El problema, si acaso, sería encontrar la posibilidad de generar esa reflexión: que este cine no permanezca como parte de la historia sino que vaya a los personajes vivos y los proyecte. Como el mismo Jayro Bustamante (Ixcanul, 2015) expresó en su conferencia de prensa, «hacemos cine sin saber si éste tiene un público más allá de los festivales». No es un problema particular del cine guatemalteco: es un síntoma contradictorio del «cine latinoamericano»; la distribución y apoyo al cine continúan en muchos sentidos sin democratización.

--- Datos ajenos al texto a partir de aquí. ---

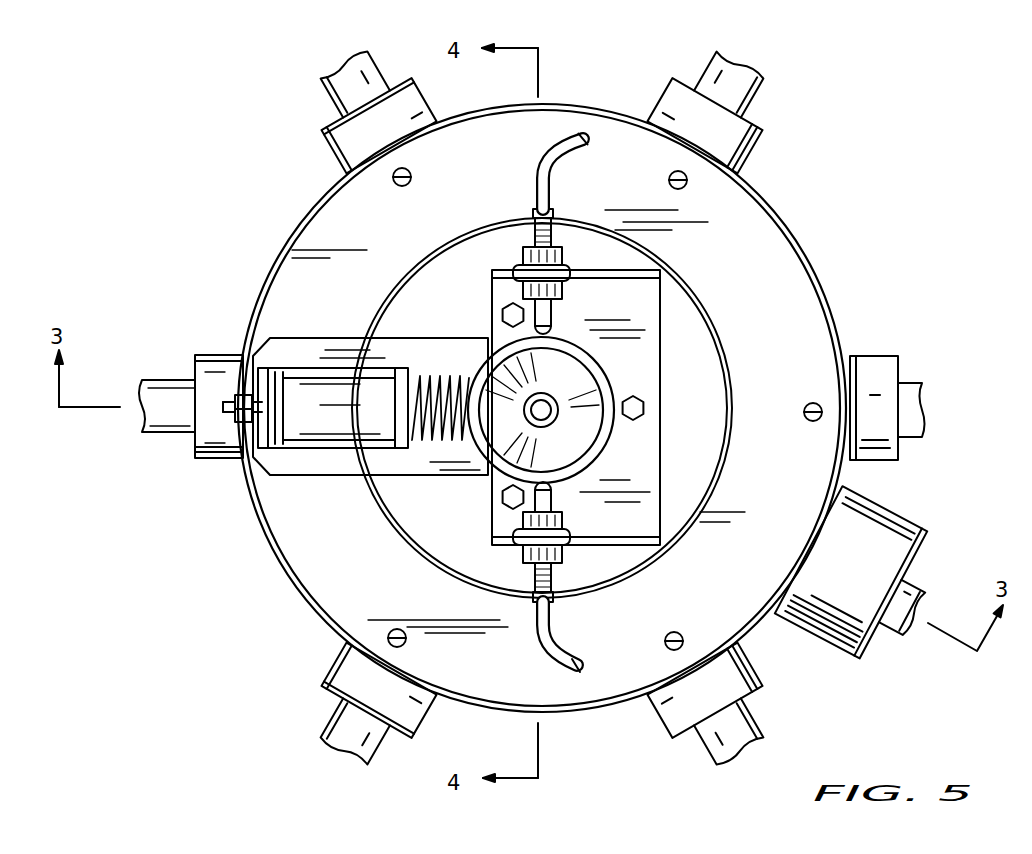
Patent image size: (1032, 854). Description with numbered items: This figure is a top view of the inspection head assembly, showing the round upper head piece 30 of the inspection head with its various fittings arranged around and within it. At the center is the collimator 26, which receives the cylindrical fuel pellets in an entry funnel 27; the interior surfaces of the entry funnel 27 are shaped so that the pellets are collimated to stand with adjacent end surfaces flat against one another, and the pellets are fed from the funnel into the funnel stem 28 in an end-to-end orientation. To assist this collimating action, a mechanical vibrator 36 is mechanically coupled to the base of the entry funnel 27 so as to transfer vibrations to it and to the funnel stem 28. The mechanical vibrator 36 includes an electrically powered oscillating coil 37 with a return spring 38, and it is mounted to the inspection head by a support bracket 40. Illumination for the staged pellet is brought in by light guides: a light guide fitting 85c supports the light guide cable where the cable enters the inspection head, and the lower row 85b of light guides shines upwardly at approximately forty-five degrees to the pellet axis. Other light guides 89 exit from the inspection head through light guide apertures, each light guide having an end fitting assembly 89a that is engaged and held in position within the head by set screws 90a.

The collimator 26 is at (630, 386).
The entry funnel 27 is at (598, 448).
The funnel stem 28 is at (553, 399).
The upper head piece 30 is at (542, 408).
The mechanical vibrator 36 is at (340, 459).
The oscillating coil 37 is at (363, 392).
The return spring 38 is at (419, 440).
The support bracket 40 is at (285, 350).
The lower row of light guides 85b is at (898, 627).
The light guide fitting 85c is at (855, 530).
The light guide 89 is at (337, 78).
The light guide end fitting assembly 89a is at (330, 157).
The set screw 90a is at (412, 176).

La frescura del cine hecho en Latinoamérica, a pesar de contar con filmes refrescantes y vivos, se enfrenta al hecho de no encontrar interlocutor, ya sea por la poca distribución o a que el llamado «cine de arte», fuera de festivales, no halla referentes dentro de las sociedades orientadas a los prestigiosos filmes simplificadores de las travesías en las realidades nacionales.
EPÍLOGO
Estos aires frescos siguen azuzando nuevos viajes en el cine mexicano, que desde hace unos años ha diversificado sus temá ticas y poéticas. Quizá un nimio ejemplo pueda ser que el premio a la mejor opera prima, como lo hiciera el filme mexicano Güeros (Ruizpalacios, 2014) en la Berlinale anterior, fue otorgado a 600 millas (2015) del mexicano Gabriel Ripstein, participante en la sección Panorama del festival. Pero podría ser que aunque haya buenos vientos, habrá pocos puertos a donde lleguen estas travesías. Me gustaría dudar, Ítaca.